Funct Integr Genomics. 2008 Feb;8(1):43-53. doi: 10.1007/s10142-007-0058-3. Epub 2007 Sep 19.
The increased availability of microarray data has been calling for statistical methods to integrate findings across studies. A common goal of microarray analysis is to determine differentially expressed genes between two conditions, such as treatment vs control. A recent Bayesian metaanalysis model used a prior distribution for the mean log-expression ratios that was a mixture of two normal distributions. This model centered the prior distribution of differential expression at zero, and separated genes into two groups only: expressed and nonexpressed. Here, we introduce a Bayesian three-component truncated normal mixture prior model that more flexibly assigns prior distributions to the differentially expressed genes and produces three groups of genes: up and downregulated, and nonexpressed. We found in simulations of two and five studies that the three-component model outperformed the two-component model using three comparison measures. When analyzing biological data of Bacillus subtilis, we found that the three-component model discovered more genes and omitted fewer genes for the same levels of posterior probability of differential expression than the two-component model, and discovered more genes for fixed thresholds of Bayesian false discovery. We assumed that the data sets were produced from the same microarray platform and were prescaled.

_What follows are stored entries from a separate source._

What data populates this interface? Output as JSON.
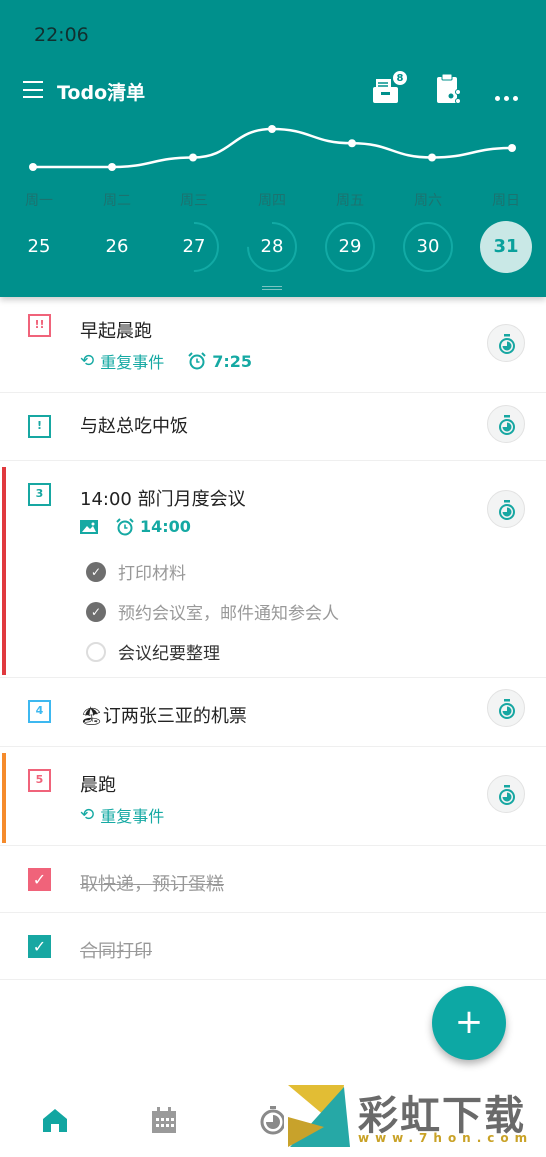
{
  "status_bar": {
    "time": "22:06"
  },
  "header": {
    "title": "Todo清单",
    "inbox_badge": "8",
    "accent": "#00908c"
  },
  "chart_data": {
    "type": "line",
    "categories": [
      "周一",
      "周二",
      "周三",
      "周四",
      "周五",
      "周六",
      "周日"
    ],
    "values": [
      0,
      0,
      1,
      4,
      2.5,
      1,
      2
    ],
    "grid": false
  },
  "days": [
    {
      "num": "25",
      "progress": 0
    },
    {
      "num": "26",
      "progress": 0
    },
    {
      "num": "27",
      "progress": 0.5
    },
    {
      "num": "28",
      "progress": 0.75
    },
    {
      "num": "29",
      "progress": 1
    },
    {
      "num": "30",
      "progress": 1
    },
    {
      "num": "31",
      "progress": 1,
      "selected": true
    }
  ],
  "tasks": [
    {
      "title": "早起晨跑",
      "priority": "!!",
      "color": "#f0637a",
      "repeat": "重复事件",
      "alarm": "7:25"
    },
    {
      "title": "与赵总吃中饭",
      "priority": "!",
      "color": "#17a7a2"
    },
    {
      "title": "14:00 部门月度会议",
      "priority": "3",
      "color": "#17a7a2",
      "alarm": "14:00",
      "bar": "#e0393e",
      "subtasks": [
        {
          "text": "打印材料",
          "done": true
        },
        {
          "text": "预约会议室，邮件通知参会人",
          "done": true
        },
        {
          "text": "会议纪要整理",
          "done": false
        }
      ]
    },
    {
      "title": "🏖订两张三亚的机票",
      "priority": "4",
      "color": "#3db8f0"
    },
    {
      "title": "晨跑",
      "priority": "5",
      "color": "#f0637a",
      "repeat": "重复事件",
      "bar": "#f58b2c"
    },
    {
      "title": "取快递，预订蛋糕",
      "done": true,
      "color": "#f0637a"
    },
    {
      "title": "合同打印",
      "done": true,
      "color": "#17a7a2"
    }
  ],
  "fab": {
    "label": "+"
  },
  "watermark": {
    "text": "彩虹下载",
    "url": "www.7hon.com"
  }
}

微阵列数据可用性的增加一直需要统计方法来整合跨研究的结果。微阵列分析的一个共同目标是确定两种条件之间差异表达的基因,例如治疗组与对照组。最近的一种贝叶斯荟萃分析模型对平均对数表达比值使用了先验分布,该先验分布是两个正态分布的混合。该模型将差异表达的先验分布中心设定为零,并且仅将基因分为两组:表达的和未表达的。在此,我们引入一种贝叶斯三成分截断正态混合先验模型,该模型更灵活地为差异表达基因分配先验分布,并产生三组基因:上调和下调的,以及未表达的。我们在两项和五项研究的模拟中发现,使用三种比较指标,三成分模型优于两成分模型。在分析枯草芽孢杆菌的生物学数据时,我们发现,对于相同水平的差异表达后验概率,与两成分模型相比,三成分模型发现了更多的基因且遗漏的基因更少,并且对于固定的贝叶斯错误发现阈值发现了更多的基因。我们假设数据集是由相同的微阵列平台产生的并且已经过预缩放。